More and more reports of carbapenem-resistant Enterobacteriaceae are appearing worldwide, a significant problem for healthcare systems [1, 2]. MBLs can produce a wide variety of beta-lactamase activities, potentially negatively impacting many beta-lactam drugs, including carbapenems [3]. The plasmids that code for ESBLs can be transferred from one species to another, which presents a significant health risk, especially to those who have gotten to hospitals [4, 5]. Klebsiella pneumoniae is characterized by a polysaccharide capsule and is a rod-shaped, gram-negative, lactose-fermenting bacillus [6]. Potentially result in several infections, most frequently pneumonia, soft tissue, wound, and urinary tract infections [7]. Two main processes support K. pneumoniae resistance to carbapenems: i) synthesis of extended-spectrum-lactamases (also known as cephalosporins or ESBL) linked to porin depletion and ii) synthesis of carbapenem-hydrolyzing metallo-lactamases like class A carbapenemases, class B metals-beta-lactamase (VIM, NDM- or IMP-type) or class D carbapenemase OXA-48 [1, 2, 8, 9].
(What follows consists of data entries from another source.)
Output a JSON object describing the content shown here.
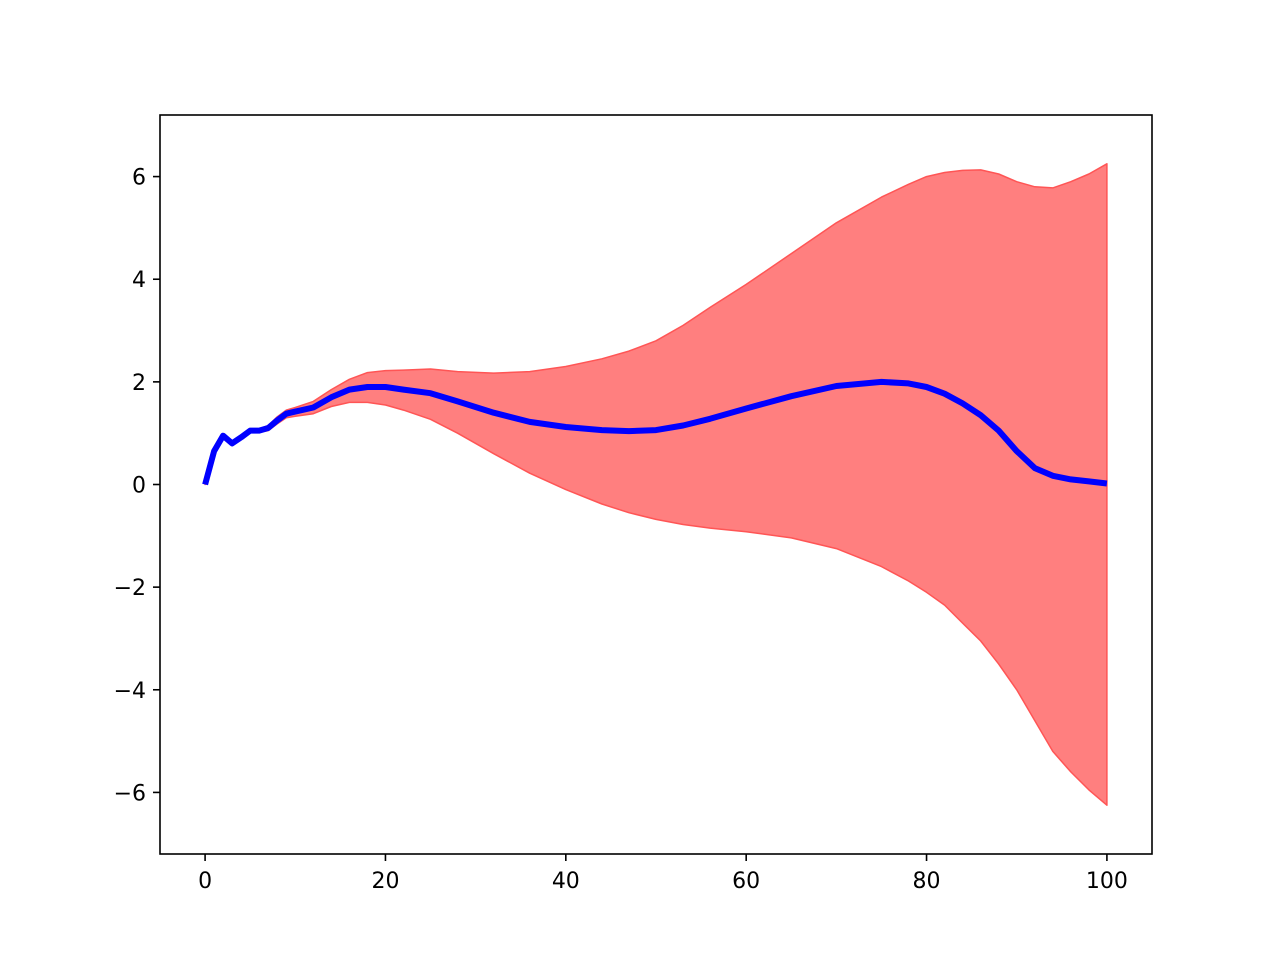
{
  "chart_data": {
    "type": "area",
    "title": "",
    "xlabel": "",
    "ylabel": "",
    "xlim": [
      -5,
      105
    ],
    "ylim": [
      -7.2,
      7.2
    ],
    "grid": false,
    "legend": null,
    "x_ticks": [
      0,
      20,
      40,
      60,
      80,
      100
    ],
    "y_ticks": [
      -6,
      -4,
      -2,
      0,
      2,
      4,
      6
    ],
    "x_tick_labels": [
      "0",
      "20",
      "40",
      "60",
      "80",
      "100"
    ],
    "y_tick_labels": [
      "−6",
      "−4",
      "−2",
      "0",
      "2",
      "4",
      "6"
    ],
    "colors": {
      "line": "#0000ff",
      "band_fill": "#ff7f7f",
      "band_edge": "#ff5555",
      "axes": "#000000"
    },
    "x": [
      0,
      1,
      2,
      3,
      4,
      5,
      6,
      7,
      8,
      9,
      10,
      12,
      14,
      16,
      18,
      20,
      22,
      25,
      28,
      32,
      36,
      40,
      44,
      47,
      50,
      53,
      56,
      60,
      65,
      70,
      75,
      78,
      80,
      82,
      84,
      86,
      88,
      90,
      92,
      94,
      96,
      98,
      100
    ],
    "series": [
      {
        "role": "mean",
        "values": [
          0.0,
          0.65,
          0.95,
          0.8,
          0.92,
          1.05,
          1.05,
          1.1,
          1.25,
          1.38,
          1.42,
          1.5,
          1.7,
          1.85,
          1.9,
          1.9,
          1.85,
          1.78,
          1.62,
          1.4,
          1.22,
          1.12,
          1.06,
          1.04,
          1.06,
          1.15,
          1.28,
          1.48,
          1.72,
          1.92,
          2.0,
          1.97,
          1.9,
          1.77,
          1.58,
          1.35,
          1.05,
          0.65,
          0.32,
          0.17,
          0.1,
          0.06,
          0.02
        ]
      },
      {
        "role": "upper",
        "values": [
          0.0,
          0.65,
          0.95,
          0.8,
          0.93,
          1.07,
          1.08,
          1.15,
          1.32,
          1.45,
          1.5,
          1.62,
          1.85,
          2.05,
          2.18,
          2.22,
          2.23,
          2.25,
          2.2,
          2.17,
          2.2,
          2.3,
          2.45,
          2.6,
          2.8,
          3.1,
          3.45,
          3.9,
          4.5,
          5.1,
          5.6,
          5.85,
          6.0,
          6.08,
          6.12,
          6.13,
          6.05,
          5.9,
          5.8,
          5.78,
          5.9,
          6.05,
          6.25
        ]
      },
      {
        "role": "lower",
        "values": [
          0.0,
          0.65,
          0.95,
          0.8,
          0.91,
          1.03,
          1.02,
          1.05,
          1.18,
          1.3,
          1.33,
          1.38,
          1.52,
          1.6,
          1.6,
          1.55,
          1.45,
          1.27,
          1.0,
          0.6,
          0.22,
          -0.1,
          -0.38,
          -0.55,
          -0.68,
          -0.78,
          -0.85,
          -0.92,
          -1.04,
          -1.25,
          -1.6,
          -1.88,
          -2.1,
          -2.35,
          -2.7,
          -3.05,
          -3.5,
          -4.0,
          -4.6,
          -5.2,
          -5.6,
          -5.95,
          -6.25
        ]
      }
    ]
  }
}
In 2009, NDM was initially discovered from a strain of Klebsiella pneumoniae that was highly contagious and resistant to many drugs [10]. Recent studies have led to the discovery of an NDM enzyme capable of conferring resistance to all \(\beta\)-lactams, in particular carbapenems [11]. In 2004, the OXA-48 carbapenemase was originally reported as being found in Turkish isolates [8]. OXA-48-producing bacteria commonly create several resistance mechanisms, some of which lead to multidrug resistance. These mechanisms include extended-spectrum-\(\beta\)-lactamases (ESBLs) and other resistance determinants.

Depending on the population’s age and the condition’s sickness profile, The percentage of deaths attributed to infections brought on by Klebsiella pneumoniae resistant to carbapenems could reach as high as 75% of the whole population [12]. According to the recommendations of the CLSI, carbapenemase-producing strains can be detected by utilizing several phenotypical approaches, such as the Modified Hodge Test (MHT)[13]. Following the recommendations provided by CLSI, The MHT was applied to identify carbapenemases-producing strains [10, 14]. The current work used NDM and bla OXA gene sequencing to discover metallo-\(\beta\)-lactamase-producing Klebsiella pneumonia.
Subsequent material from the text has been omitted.